Black rice with alioli and caviar del tíbet

Black rice with alioli and caviar del tíbet


- Bomba rice or similar (400 g)
- Clean and dry cuttlefish or squid (500 g)
- Peeled tomatoes (2 pcs.)
- Onion (1 pc.)
- Garlic (2 pcs.)
- Homemade fish broth (1.5 litres)
- Tin of Caviar del Tíbet, 50 g (to taste)
- Saffron strands
- Squid ink
- Mussels
- Olive oil
- Salt


 Ingredients for the aioli mayonnaise:

- Egg (1 pc.)
- Small garlic clean without the germs (1 pc.)
- Vegetable oil (200 ml approx.)
- Drizzle of olive oil
- Apple cider vinegar (1 tsp.)
- Salt


1. Prepare the aioli by adding the egg to the blender first, followed by the rest of the ingredients. Carefully beat from the bottom upwards to create a thick cream. Cover and reserve in the fridge.

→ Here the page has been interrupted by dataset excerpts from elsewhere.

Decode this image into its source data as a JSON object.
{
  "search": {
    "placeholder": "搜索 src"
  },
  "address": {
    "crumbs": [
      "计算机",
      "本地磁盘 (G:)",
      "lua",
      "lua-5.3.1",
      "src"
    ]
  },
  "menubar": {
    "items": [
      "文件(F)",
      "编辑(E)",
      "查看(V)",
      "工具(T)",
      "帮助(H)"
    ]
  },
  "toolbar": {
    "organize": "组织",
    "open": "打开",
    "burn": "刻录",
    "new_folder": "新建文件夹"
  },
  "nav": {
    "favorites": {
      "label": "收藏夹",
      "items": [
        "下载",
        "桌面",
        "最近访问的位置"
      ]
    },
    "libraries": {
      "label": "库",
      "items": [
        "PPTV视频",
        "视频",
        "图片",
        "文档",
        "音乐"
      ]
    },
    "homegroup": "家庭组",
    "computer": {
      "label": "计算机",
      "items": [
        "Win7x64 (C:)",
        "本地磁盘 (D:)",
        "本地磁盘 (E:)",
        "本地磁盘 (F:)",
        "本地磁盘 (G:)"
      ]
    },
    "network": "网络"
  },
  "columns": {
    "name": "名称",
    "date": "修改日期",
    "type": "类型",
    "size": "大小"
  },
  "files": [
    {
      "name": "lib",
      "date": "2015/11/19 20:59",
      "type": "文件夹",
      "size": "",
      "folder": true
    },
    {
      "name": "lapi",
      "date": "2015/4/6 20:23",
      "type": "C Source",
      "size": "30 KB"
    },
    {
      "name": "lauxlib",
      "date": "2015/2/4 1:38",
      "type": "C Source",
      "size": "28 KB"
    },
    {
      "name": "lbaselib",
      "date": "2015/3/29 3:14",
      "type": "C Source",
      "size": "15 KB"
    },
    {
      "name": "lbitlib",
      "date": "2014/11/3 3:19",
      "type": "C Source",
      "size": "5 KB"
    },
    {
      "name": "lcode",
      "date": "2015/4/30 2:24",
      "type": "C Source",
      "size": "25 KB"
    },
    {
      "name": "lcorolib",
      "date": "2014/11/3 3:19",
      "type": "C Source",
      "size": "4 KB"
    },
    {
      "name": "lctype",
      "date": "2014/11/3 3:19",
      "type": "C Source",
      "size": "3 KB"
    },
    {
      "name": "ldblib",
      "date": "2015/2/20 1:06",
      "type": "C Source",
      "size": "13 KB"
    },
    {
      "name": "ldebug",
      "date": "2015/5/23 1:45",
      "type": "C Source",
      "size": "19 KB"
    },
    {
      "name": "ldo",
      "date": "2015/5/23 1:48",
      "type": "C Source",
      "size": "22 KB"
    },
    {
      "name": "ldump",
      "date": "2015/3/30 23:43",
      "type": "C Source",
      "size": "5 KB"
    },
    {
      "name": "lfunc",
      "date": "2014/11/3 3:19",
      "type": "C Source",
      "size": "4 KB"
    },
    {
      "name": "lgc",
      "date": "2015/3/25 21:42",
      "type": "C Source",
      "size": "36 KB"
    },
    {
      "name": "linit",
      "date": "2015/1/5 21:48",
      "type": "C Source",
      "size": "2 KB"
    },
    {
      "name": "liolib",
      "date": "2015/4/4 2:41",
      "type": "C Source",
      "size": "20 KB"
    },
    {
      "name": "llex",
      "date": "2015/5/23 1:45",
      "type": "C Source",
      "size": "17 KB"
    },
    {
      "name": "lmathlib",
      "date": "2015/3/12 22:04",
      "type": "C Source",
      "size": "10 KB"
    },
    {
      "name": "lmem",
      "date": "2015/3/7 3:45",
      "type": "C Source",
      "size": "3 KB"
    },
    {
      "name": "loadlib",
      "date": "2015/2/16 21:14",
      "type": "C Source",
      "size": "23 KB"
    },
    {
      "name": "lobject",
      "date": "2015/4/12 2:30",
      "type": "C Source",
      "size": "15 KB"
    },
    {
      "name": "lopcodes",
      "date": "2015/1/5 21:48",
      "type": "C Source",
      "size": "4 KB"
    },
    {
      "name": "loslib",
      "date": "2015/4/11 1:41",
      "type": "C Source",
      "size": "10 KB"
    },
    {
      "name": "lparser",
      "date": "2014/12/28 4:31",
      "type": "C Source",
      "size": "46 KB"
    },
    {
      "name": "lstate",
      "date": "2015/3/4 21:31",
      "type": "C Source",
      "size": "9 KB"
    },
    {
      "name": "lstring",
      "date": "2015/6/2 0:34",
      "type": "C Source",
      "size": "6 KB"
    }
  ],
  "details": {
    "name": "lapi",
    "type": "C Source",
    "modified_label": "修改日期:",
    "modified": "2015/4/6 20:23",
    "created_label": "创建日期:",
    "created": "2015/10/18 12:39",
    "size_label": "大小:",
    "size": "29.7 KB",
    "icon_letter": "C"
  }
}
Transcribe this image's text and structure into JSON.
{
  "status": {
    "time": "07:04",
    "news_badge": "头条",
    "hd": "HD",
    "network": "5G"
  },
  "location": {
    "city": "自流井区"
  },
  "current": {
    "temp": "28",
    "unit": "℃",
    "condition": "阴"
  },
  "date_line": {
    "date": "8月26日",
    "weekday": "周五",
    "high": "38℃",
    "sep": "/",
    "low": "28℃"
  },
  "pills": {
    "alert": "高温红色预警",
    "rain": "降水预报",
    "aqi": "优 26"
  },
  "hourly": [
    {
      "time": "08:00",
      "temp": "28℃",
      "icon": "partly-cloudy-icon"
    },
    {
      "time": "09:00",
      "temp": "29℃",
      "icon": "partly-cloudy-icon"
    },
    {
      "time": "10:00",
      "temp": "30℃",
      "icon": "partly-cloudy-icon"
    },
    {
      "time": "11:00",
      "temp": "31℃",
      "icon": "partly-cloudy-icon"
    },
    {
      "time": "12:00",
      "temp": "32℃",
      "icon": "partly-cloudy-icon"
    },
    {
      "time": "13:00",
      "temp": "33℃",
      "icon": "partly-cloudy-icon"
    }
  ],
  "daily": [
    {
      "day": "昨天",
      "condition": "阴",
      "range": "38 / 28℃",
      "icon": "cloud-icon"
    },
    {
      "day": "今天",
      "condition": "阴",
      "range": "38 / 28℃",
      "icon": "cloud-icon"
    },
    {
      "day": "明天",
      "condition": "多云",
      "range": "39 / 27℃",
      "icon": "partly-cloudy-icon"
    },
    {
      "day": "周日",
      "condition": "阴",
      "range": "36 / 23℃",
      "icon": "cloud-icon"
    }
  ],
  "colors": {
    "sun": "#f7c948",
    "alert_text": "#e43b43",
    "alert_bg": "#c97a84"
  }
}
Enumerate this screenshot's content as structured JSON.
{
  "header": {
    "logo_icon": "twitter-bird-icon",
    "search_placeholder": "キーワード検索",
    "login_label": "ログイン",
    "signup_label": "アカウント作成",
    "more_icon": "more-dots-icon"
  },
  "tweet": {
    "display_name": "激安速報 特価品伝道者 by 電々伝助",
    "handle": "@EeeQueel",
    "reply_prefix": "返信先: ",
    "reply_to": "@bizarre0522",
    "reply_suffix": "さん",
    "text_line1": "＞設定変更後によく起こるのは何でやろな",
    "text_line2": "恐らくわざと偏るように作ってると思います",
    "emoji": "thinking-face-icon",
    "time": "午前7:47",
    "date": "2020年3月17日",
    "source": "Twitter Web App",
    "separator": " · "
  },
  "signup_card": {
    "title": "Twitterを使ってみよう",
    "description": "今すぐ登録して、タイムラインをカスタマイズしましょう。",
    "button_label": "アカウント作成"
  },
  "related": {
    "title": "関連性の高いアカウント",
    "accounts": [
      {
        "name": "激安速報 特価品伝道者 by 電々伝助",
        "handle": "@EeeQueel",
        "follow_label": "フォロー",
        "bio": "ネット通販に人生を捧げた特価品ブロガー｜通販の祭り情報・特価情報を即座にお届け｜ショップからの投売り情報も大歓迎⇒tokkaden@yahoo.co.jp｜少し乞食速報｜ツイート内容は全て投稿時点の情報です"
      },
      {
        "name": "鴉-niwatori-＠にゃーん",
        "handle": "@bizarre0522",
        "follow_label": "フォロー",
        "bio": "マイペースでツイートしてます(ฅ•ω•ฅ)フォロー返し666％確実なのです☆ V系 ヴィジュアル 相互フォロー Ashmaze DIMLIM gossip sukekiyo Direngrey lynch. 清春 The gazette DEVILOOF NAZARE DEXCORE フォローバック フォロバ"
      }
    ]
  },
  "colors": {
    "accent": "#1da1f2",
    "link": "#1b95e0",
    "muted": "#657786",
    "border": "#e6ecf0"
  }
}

2. Add a generous amount of olive oil to a large pan. Cut the cuttlefish into small squares and lightly fry. When golden, remove and set aside.

3. Add a little more oil if necessary and fry the finely chopped onion and garlic.

4. Add the chopped tomato, fry for a few more minutes, add the rice and ink, stir and add the hot broth, the cuttlefish and a few saffron strands and cook over a medium heat for 18 minutes.

5. Let the rice rest for 5 minutes while steaming the mussels.

6. Plate up the rice, then add the mussels, alioli and caviar to taste.